Kate Bowles's Music for Deckchairs contemplates the downside of higher education's productivity chase.  Her main message: it requires the sanction of the victim.
Put more simply: throw together a crowd of smart, driven individuals who’ve been rewarded throughout their entire lives for being ranked well, for being top of the class, and through a mixture of threat and reward you can coerce self-harming behaviour out of them to the extent that you can run a knowledge economy on the fumes of their freely given labour.

They will give you their health, their family time, the time they intended to spend on things that were ethically important to them, their creativity, their sleep. They will volunteer to give you all of this so that you can run your business on a shoestring, relative to what you intend to produce, so that you can be better than the business up the road. They will blame themselves if they can’t find enough of this borrowed time—other people’s borrowed time—to hand over to you.

Just wait while I send this email. Start without me. I’ll be along in a bit. Do you mind if I don’t come?

They will do this at all levels of the career, even if you pay them by the hour at a real rate that disintegrates to something approaching casual retail work once you factor in all the things they’ll have to do on their own time to get the job done well. They will do this especially if they’re also trying to run alongside the speeding train that might represent their future career hopes.
Academic research has always been for the obsessives and the ambitious. Some of the complaint is about the proliferation of administrivia that is crowding out the scholarship. But follow the links in the posts: Professor Stefan Grimm, toxicologist at Imperial College, faced firing for insufficient grantsmanship (despite having raised grant money, some REMF was of the view that the research would be "insufficiently impactful," whatever that means); took his own life.
This is not, I shouldn't have to say, how academia works. Peter Higgs, of Higgs Boson fame, said that there was 'no Eureka moment' to his work, and he only has 4 papers listed on Google Scholar: but what papers! Science rarely has a Eureka moment: it's rather a series of careful, thoughtful developments of work done by one's forebears and peers. A management which demands a Eureka a day is one which doesn't just not 'get' academia, it's a management which contradicts the academic method and it's one which has forgotten that it's meant to serve the needs of science, the arts, students and researchers, not the insatiable maw of attention seeking 'Leaders' (that's the word they use now) and the PR office. It's also a management that kills.

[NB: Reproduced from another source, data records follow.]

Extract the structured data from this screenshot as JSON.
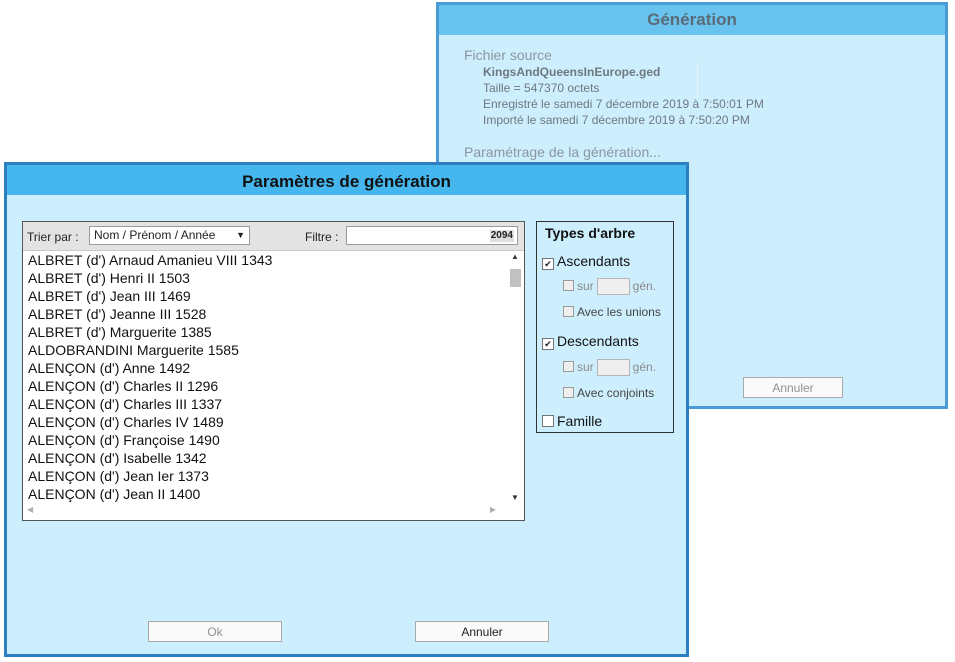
{
  "background_dialog": {
    "title": "Génération",
    "source_section": "Fichier source",
    "file_name": "KingsAndQueensInEurope.ged",
    "file_size": "Taille = 547370 octets",
    "saved": "Enregistré le samedi 7 décembre 2019 à 7:50:01 PM",
    "imported": "Importé le samedi 7 décembre 2019 à 7:50:20 PM",
    "generation_section": "Paramétrage de la génération...",
    "cancel_label": "Annuler"
  },
  "dialog": {
    "title": "Paramètres de génération",
    "sort_label": "Trier par :",
    "sort_value": "Nom / Prénom / Année",
    "filter_label": "Filtre :",
    "filter_value": "",
    "count": "2094",
    "persons": [
      "ALBRET (d')  Arnaud Amanieu VIII  1343",
      "ALBRET (d')  Henri II  1503",
      "ALBRET (d')  Jean III  1469",
      "ALBRET (d')  Jeanne III  1528",
      "ALBRET (d')  Marguerite  1385",
      "ALDOBRANDINI  Marguerite  1585",
      "ALENÇON (d')  Anne  1492",
      "ALENÇON (d')  Charles II  1296",
      "ALENÇON (d')  Charles III  1337",
      "ALENÇON (d')  Charles IV  1489",
      "ALENÇON (d')  Françoise  1490",
      "ALENÇON (d')  Isabelle  1342",
      "ALENÇON (d')  Jean Ier  1373",
      "ALENÇON (d')  Jean II  1400"
    ],
    "types": {
      "title": "Types d'arbre",
      "ascendants": {
        "label": "Ascendants",
        "checked": true
      },
      "asc_sur": "sur",
      "asc_gen": "gén.",
      "asc_unions": "Avec les unions",
      "descendants": {
        "label": "Descendants",
        "checked": true
      },
      "desc_sur": "sur",
      "desc_gen": "gén.",
      "desc_conjoints": "Avec conjoints",
      "famille": {
        "label": "Famille",
        "checked": false
      }
    },
    "ok_label": "Ok",
    "cancel_label": "Annuler"
  }
}
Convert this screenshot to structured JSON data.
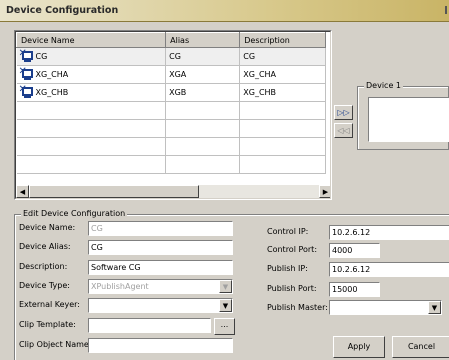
{
  "window": {
    "title": "Device Configuration"
  },
  "device_table": {
    "columns": [
      "Device Name",
      "Alias",
      "Description"
    ],
    "rows": [
      {
        "name": "CG",
        "alias": "CG",
        "description": "CG"
      },
      {
        "name": "XG_CHA",
        "alias": "XGA",
        "description": "XG_CHA"
      },
      {
        "name": "XG_CHB",
        "alias": "XGB",
        "description": "XG_CHB"
      }
    ]
  },
  "transfer": {
    "add_glyph": "▷▷",
    "remove_glyph": "◁◁"
  },
  "device1": {
    "label": "Device 1"
  },
  "edit": {
    "group_label": "Edit Device Configuration",
    "device_name_label": "Device Name:",
    "device_name_value": "CG",
    "device_alias_label": "Device Alias:",
    "device_alias_value": "CG",
    "description_label": "Description:",
    "description_value": "Software CG",
    "device_type_label": "Device Type:",
    "device_type_value": "XPublishAgent",
    "external_keyer_label": "External Keyer:",
    "external_keyer_value": "",
    "clip_template_label": "Clip Template:",
    "clip_template_value": "",
    "clip_template_browse": "...",
    "clip_object_name_label": "Clip Object Name:",
    "clip_object_name_value": "",
    "control_ip_label": "Control IP:",
    "control_ip_value": "10.2.6.12",
    "control_port_label": "Control Port:",
    "control_port_value": "4000",
    "publish_ip_label": "Publish IP:",
    "publish_ip_value": "10.2.6.12",
    "publish_port_label": "Publish Port:",
    "publish_port_value": "15000",
    "publish_master_label": "Publish Master:",
    "publish_master_value": ""
  },
  "buttons": {
    "apply": "Apply",
    "cancel": "Cancel"
  },
  "icons": {
    "combo_arrow": "chevron-down-icon",
    "device": "monitor-device-icon"
  }
}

I am not Stefan Grimm and my university does not have the same reputation for bullying that Imperial has, but I've been a UCU caseworker for long enough to be able to recount (were it not for professional confidentiality) a long list of stories almost as awful as Stefan's. Thankfully none of my colleagues have killed themselves, but I've seen careers ended in bitterness and failure because individuals didn't fit into a corporate vision of efficiency and attention-grabbing Eureka moments. The twin demands of a marketised HE sector and the deforming and frankly dumb priorities of the REF conspire to distort educational and research processes, aided in many cases by management structures which hire those who've forgotten the basic notions of collegiality and progress through community. 'We' are just a workforce to be exploited and 'they' are the equivalent of commodities traders, ramping up the share price and being rewarded for short-termism.
Or not: when the research enterprise imitates The Glass Bead Game, or when the professors with some capability to achieve Eureka moments begin to insist on the kind of severance protection the football coaches routinely receive, the rotten structure will collapse.